The panel also said in its foreign policy report that the danger of another terrorist attack in Britain is high.
"The continued deterioration in the security situation in Iraq is extremely worrying, as are the deepening sectarian and ethnic dimensions of the violence," the House of Commons Foreign Affairs Committee said in its report on the foreign policy aspects of the anti-terror fight.
While British, American and allied forces hope to eventually hand off responsibilities to Iraqi troops, the country's forces "remain a long way from being able to take the lead on security across Iraq," the lawmakers said.
The reliance on Shiite and Kurdish soldiers to build up troop numbers has added to tensions in a country already riven by ethnic violence, the lawmakers said.
Britain has roughly 7,200 troops in Iraq, and the report said they face extremely difficult conditions.
Violence is also on the rise in Afghanistan, it noted.
"There are signs that the tactics that have brought such devastation to Iraq are being replicated in Afghanistan," the lawmakers said.
Britain has more than 3,000 troops in Afghanistan, many of them part of a NATO force in the restive south, where Taliban militants are mounting a push to regain control.
Militants are following the lead of insurgents in Iraq to carry out suicide attacks and roadside bombings that were once rare in Afghanistan.
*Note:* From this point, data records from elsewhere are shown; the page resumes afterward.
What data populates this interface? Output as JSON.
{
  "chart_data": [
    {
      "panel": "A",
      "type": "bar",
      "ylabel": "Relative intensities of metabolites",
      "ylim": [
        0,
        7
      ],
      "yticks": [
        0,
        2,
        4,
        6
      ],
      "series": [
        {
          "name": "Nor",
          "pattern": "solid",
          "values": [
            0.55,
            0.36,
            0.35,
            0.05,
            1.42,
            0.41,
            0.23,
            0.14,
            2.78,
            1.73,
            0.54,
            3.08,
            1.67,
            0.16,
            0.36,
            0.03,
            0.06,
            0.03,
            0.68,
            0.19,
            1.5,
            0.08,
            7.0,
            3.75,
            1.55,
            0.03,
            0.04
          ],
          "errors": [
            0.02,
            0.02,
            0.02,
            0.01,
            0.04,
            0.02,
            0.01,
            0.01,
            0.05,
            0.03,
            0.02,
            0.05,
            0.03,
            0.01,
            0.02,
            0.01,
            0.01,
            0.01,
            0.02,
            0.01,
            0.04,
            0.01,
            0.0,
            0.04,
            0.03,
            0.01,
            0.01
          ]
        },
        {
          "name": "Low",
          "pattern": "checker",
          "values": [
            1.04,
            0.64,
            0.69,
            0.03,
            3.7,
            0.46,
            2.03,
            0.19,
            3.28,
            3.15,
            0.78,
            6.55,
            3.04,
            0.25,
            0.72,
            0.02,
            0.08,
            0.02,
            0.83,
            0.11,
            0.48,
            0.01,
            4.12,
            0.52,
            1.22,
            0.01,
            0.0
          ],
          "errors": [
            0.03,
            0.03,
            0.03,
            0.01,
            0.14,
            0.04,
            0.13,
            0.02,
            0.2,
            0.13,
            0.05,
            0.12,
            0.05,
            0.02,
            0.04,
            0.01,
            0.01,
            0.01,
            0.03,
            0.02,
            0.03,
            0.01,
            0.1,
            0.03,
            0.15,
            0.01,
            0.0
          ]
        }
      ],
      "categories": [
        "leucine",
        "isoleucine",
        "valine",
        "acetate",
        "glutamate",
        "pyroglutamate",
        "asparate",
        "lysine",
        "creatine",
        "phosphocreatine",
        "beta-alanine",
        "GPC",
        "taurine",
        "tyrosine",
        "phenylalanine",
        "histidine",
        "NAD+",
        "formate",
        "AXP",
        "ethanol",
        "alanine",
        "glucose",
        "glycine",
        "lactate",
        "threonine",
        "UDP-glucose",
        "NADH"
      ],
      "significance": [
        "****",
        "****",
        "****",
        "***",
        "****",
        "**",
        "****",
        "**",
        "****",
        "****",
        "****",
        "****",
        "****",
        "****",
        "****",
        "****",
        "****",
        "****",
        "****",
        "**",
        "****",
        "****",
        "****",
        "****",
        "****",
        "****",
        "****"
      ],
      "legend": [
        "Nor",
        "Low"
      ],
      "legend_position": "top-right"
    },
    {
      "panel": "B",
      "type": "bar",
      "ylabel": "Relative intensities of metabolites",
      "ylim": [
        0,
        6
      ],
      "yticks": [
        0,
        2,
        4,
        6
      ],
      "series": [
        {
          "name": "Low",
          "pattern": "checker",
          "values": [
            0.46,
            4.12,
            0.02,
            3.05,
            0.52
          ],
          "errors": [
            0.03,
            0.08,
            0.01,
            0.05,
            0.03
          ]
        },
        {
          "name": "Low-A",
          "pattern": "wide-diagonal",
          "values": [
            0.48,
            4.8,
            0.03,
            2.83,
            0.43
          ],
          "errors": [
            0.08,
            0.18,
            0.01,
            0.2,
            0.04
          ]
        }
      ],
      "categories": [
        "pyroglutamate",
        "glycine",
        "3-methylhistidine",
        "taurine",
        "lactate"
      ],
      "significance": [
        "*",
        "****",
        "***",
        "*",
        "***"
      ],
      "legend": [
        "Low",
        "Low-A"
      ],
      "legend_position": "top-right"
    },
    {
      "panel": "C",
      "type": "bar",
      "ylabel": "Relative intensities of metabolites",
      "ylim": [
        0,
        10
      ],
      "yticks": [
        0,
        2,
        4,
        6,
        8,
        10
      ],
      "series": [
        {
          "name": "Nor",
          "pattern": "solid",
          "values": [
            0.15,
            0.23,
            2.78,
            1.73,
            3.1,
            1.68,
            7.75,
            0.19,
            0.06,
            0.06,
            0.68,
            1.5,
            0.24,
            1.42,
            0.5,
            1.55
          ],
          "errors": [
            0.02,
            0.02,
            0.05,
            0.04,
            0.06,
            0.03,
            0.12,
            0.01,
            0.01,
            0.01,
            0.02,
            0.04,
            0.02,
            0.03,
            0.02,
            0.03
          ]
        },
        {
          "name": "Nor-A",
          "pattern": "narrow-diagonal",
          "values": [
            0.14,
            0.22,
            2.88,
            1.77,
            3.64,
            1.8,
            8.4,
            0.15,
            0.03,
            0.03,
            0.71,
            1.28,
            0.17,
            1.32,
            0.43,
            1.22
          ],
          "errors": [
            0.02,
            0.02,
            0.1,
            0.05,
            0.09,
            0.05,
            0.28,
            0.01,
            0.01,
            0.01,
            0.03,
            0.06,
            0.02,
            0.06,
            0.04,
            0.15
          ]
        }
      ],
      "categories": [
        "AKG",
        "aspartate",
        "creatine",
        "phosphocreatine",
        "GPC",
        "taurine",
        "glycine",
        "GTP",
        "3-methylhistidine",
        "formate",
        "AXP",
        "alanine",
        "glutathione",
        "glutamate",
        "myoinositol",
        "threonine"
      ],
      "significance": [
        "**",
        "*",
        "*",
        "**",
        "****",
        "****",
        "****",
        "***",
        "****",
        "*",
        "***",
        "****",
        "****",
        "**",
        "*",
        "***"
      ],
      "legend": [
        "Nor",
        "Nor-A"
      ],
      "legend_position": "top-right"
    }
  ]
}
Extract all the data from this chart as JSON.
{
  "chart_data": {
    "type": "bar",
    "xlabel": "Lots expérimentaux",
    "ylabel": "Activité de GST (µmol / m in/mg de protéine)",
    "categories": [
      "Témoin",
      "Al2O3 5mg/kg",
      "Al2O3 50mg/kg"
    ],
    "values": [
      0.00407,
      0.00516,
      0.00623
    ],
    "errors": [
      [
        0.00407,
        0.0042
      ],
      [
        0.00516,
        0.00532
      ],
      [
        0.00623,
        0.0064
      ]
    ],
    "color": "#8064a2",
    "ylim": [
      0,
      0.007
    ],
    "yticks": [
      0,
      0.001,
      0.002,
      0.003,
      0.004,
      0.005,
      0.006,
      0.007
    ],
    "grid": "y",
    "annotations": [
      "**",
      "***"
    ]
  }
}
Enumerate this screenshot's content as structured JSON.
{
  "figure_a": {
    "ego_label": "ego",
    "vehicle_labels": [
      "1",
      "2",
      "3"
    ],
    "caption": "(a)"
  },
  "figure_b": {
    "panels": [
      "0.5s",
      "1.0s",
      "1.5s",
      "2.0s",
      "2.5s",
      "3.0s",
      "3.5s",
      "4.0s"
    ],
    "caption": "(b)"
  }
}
Two British soldiers were killed in a firefight on Tuesday.
The lawmakers said little progress was being made in reducing opium cultivation in Afghanistan, the world's main producer of the drug.
They also warned that the Al Qaeda terrorist network "continues to pose an extremely serious and brutal threat to the United Kingdom and its interests."
The group claimed responsibility for last year's July 7 bombings that killed 52 commuters and the four suicide attackers on London's transportation system, but the government says its role was unclear.
Despite successes in targeting Al Qaeda's leadership, "the danger of international terrorism, whether from Al Qaeda or other related groups, has not diminished and may well have increased," the report said.